Além disso, necessário citar as fraudes praticadas por diversos cidadãos residentes e não residentes no país, ao solicitarem auxílio emergencial e não preencherem os requisitos previstos em lei. Infelizmente, uma constatação de ausência de ética, integridade e responsabilidade coletiva.

Termino essa breve reflexão destacando que, apesar dessa faceta desprezível do “não compliance”, diversas organizações se destacaram por uma liderança ética impecável e demonstraram a efetividade de suas ações de governança e compliance.
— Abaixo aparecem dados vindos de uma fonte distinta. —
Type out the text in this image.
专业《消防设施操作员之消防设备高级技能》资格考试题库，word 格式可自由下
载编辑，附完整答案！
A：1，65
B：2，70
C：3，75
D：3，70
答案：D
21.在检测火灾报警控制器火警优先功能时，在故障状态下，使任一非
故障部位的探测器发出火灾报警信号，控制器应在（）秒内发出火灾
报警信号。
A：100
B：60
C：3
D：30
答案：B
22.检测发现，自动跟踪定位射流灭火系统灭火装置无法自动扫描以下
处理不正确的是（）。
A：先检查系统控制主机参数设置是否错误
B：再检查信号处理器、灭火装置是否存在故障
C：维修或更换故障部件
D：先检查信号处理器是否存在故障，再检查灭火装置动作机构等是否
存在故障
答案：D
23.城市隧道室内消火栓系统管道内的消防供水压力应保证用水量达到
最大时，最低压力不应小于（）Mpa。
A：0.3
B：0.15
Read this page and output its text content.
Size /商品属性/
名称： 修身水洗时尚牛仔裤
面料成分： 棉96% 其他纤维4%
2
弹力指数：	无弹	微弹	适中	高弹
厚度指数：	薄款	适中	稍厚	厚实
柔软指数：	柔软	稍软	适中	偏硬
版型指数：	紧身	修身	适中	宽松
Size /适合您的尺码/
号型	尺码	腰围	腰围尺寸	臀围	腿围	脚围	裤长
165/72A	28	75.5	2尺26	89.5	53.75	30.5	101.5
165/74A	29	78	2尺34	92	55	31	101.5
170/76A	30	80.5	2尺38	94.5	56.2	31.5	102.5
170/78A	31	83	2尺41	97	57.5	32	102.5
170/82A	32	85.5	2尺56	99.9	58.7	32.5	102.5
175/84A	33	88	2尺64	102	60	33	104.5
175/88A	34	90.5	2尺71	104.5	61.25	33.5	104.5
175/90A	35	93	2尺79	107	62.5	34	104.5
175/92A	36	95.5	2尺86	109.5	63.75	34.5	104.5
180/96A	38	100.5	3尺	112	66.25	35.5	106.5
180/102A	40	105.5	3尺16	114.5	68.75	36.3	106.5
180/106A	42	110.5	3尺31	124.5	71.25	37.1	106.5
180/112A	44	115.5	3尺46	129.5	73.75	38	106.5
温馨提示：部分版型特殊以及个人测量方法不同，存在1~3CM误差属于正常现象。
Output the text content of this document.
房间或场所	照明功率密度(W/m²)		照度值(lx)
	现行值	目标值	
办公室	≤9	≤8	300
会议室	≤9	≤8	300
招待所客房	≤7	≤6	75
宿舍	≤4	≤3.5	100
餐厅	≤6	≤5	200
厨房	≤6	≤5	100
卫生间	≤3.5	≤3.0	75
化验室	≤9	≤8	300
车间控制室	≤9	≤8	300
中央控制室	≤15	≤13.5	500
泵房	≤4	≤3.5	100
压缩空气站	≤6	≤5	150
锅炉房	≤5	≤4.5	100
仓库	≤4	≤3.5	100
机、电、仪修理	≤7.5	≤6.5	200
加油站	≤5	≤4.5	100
E certamente, serão lembradas pelos consumidores ao adquirem seus bens e contratarem seus serviços, pelos futuros funcionários no ato de escolha onde querem trabalhar no futuro e pela sociedade em geral como ato público de reconhecimento de organização preocupada com o bem estar social.

Juliana Aschar.
Advogada, consultora e professora nas áreas de Governança, Riscos, Integridade e Compliance.


Referências:

[i]De Castro, Bernardo Monteiro. Liderança Ética e Resiliência. Curitiba: CRV, 2019.

[ii] Alencastro, Mário Sergio Cunha. Ética empresarial na prática: liderança, gestão e responsabilidade corporativa. 2ª ed. Curitiba: InterSaberes, 2016.

[iii] Disponível em: <https://forbes.com.br/colunas/2020/04/mulheres-na-lideranca-sao-o-diferencial-dos-paises-com-as-melhores-respostas-ao-coronavirus/>

[iv]Nizo Di, Renata. Reinventando a liderança: por uma ética de valores. São Paulo: Summus Editorial, 2013.